Renkin rejoignait donc ici l’argumentation de Mgr Roelens que nous avons exposée plus haut Dans une région aussi étendue que le vicariat du Haut-Congo, peuplée de peuplades parlant des idiomes divers, il fallait bien accepter, même si c’était à contrecœur, une langue commune, admise par tous.

L’école normale de Lusaka se développa maintenant normalement et progressivement. Elle comptait cent dix élèves en 1913. Une dizaine de jeunes gens achevaient chaque année les cours et étaient placés comme catéchistes-instituteurs dans les diverses missions et chapelles-écoles du vicariat. Les missionnaires comptaient sur ces auxiliaires. Grâce à eux, les stations pouvaient élargir leur rayon d’action. C’est ainsi, par exemple, que Mgr Roelens espérait en 1913 pouvoir étendre la mission de Kasongo par la fondation de nouvelles chapelles-écoles.

On n’attendait pour exécuter ce projet que le retour de Lusaka des premiers enfants envoyés de Kasongo à l’école des catéchistes ».

Conclusion

Le vicariat du Haut-Congo occupe une place particulière parmi les différents territoires des Pères Blancs. Nous avons déjà signalé ce phénomène. Il faut le rappeler ici. De fait, Lusaka est devenue à ce moment, une école normale agréée par le pouvoir colonial. C’est un fait exceptionnel dans l’ensemble des missions de l’Afrique centrale confiées aux Pères Blancs.

D’une institution où les missionnaires voulaient former des catéchistes, l’établissement s’est transformé progressivement en une école normale où l’on travaillait à la formation d’instituteurs et où l’accent est mis de plus en plus sur le caractère officiel de l’oeuvre. Mgr Roelens accepta cette évolution, mais on ressent dans sa correspondance une légère déception et surtout une crainte : cette œuvre ne va-t-elle pas lui échapper? Les instituteurs-catéchistes ne vont-ils pas abandonner leur poste?

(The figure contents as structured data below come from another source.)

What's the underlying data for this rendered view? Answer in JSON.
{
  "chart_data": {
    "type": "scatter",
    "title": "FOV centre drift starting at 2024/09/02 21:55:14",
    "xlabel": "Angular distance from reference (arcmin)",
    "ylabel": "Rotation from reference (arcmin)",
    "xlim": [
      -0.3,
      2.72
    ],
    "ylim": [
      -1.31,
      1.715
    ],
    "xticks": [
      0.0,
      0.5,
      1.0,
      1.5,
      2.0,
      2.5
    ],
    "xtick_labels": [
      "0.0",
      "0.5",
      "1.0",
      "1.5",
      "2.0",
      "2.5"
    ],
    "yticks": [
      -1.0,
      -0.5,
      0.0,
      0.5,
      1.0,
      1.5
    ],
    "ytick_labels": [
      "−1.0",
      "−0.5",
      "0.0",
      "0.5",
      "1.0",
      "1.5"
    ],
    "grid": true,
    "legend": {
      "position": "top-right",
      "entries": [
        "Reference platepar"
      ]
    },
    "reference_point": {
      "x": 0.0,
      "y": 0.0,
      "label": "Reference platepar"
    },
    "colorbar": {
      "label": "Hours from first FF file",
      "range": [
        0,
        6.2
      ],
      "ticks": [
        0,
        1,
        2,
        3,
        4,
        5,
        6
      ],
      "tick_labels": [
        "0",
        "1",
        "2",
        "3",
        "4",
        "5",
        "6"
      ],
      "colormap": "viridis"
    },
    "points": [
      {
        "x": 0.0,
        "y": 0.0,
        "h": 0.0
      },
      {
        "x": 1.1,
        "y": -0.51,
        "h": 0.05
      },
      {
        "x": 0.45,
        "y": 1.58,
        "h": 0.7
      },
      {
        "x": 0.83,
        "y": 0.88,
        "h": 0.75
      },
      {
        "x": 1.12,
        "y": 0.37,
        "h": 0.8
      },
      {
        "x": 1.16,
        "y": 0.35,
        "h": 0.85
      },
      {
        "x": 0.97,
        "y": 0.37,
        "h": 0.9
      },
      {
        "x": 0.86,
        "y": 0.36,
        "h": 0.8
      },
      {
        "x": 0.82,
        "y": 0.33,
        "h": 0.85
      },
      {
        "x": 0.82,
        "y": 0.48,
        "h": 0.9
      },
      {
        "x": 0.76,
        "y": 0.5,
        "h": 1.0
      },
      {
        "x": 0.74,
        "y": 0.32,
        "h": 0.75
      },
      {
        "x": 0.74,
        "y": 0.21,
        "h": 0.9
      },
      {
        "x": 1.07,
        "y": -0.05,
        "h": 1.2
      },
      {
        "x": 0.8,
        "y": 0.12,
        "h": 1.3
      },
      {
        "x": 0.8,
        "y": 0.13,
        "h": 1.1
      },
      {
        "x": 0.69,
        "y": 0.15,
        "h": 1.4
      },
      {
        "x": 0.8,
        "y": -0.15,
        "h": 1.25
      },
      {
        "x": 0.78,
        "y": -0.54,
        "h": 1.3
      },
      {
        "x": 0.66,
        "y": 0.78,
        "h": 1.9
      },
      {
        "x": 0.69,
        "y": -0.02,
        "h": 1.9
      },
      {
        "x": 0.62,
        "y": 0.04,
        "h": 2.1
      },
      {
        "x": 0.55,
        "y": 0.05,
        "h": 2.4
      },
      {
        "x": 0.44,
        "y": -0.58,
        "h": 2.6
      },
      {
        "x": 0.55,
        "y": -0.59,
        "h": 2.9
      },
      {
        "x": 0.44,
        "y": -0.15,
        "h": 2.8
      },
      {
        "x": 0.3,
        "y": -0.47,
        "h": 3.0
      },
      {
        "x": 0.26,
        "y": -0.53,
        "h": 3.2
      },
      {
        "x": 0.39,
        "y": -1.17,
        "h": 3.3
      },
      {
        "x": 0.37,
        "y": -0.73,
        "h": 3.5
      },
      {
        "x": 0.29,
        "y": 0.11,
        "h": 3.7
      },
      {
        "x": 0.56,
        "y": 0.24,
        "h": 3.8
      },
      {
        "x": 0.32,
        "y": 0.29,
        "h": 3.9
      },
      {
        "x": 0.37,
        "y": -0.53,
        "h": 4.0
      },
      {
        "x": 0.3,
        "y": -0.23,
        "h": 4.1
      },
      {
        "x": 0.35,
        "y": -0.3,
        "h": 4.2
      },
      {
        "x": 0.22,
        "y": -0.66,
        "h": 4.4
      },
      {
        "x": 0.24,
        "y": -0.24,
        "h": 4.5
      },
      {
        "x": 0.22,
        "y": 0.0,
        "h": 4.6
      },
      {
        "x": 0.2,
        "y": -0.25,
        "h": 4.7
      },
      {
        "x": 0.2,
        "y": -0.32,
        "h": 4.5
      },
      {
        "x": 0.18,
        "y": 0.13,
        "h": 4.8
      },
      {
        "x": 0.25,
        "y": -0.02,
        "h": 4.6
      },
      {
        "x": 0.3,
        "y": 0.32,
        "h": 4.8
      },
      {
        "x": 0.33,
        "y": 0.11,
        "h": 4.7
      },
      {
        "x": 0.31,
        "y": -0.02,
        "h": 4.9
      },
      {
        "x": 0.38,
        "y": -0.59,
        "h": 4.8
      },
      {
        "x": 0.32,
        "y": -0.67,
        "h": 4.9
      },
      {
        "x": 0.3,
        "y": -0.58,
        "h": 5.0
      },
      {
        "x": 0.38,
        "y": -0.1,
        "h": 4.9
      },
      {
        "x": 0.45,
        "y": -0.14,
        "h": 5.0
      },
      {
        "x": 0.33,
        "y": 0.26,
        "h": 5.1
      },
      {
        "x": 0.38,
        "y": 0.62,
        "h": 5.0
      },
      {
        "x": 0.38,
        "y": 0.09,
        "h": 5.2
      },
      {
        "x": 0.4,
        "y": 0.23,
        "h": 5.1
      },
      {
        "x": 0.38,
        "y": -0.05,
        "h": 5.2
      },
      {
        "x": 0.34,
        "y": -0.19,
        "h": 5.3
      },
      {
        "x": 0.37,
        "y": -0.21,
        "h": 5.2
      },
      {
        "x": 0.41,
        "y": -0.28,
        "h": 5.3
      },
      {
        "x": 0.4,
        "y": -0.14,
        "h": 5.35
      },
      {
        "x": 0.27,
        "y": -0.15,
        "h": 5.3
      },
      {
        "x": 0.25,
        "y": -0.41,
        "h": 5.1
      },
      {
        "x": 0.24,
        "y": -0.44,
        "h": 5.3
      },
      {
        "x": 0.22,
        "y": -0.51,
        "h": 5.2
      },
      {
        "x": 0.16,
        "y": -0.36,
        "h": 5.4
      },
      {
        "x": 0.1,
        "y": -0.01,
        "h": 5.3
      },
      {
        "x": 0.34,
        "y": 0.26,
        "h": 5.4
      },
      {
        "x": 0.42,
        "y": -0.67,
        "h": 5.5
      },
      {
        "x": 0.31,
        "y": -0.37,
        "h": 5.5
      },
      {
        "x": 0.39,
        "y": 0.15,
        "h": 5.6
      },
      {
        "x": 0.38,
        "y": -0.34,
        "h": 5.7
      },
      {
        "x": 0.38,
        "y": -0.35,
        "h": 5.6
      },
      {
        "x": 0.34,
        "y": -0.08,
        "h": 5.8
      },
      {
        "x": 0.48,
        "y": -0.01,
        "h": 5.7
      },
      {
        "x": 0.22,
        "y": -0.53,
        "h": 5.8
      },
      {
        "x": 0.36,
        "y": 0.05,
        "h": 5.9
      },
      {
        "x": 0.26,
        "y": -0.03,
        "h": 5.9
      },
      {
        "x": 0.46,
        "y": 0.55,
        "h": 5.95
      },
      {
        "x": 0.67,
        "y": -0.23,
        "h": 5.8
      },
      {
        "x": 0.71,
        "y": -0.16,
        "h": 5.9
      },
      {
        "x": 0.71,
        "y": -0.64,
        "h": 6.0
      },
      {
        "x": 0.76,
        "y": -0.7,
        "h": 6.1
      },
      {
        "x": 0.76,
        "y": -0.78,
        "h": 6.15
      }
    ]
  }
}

Le gouvernement colonial qui voyait dans l’institut de Lusaka surtout une école qui forme les instituteurs et commis de couleur », soutint l’établissement de toute son autorité. N’avait-il pas tout intérêt à le faire?

  1. Au Nyanza septentrional

Depuis l’arrivée des missionnaires catholiques au Buganda, un nombre sans cesse croissant de catéchistes était entré au service de la mission. À la fin de l’année 1900, 720 de ces auxiliaires, choisis parmi les plus instruits et les plus pieux » travaillaient dans les différentes stations. Ces catéchistes n’avaient reçu aucune formation particulière. Ils étaient suivis de près par les pères, et n’étaient finalement que des exécutants, sans beaucoup de responsabilités.

« Le grand nombre de nos catéchistes, écrivait un missionnaire, n’a pas eu de formation spéciale pour cette charge qui demande pourtant une instruction solide et une vie chrétienne exemplaire. Lorsque moi-même j’ai commencé l’école des catéchistes en 1902, j’étais frappé par le peu de culture que possédaient les jeunes gens qu’avaient présentés les missionnaires comme leurs meilleurs sujets ».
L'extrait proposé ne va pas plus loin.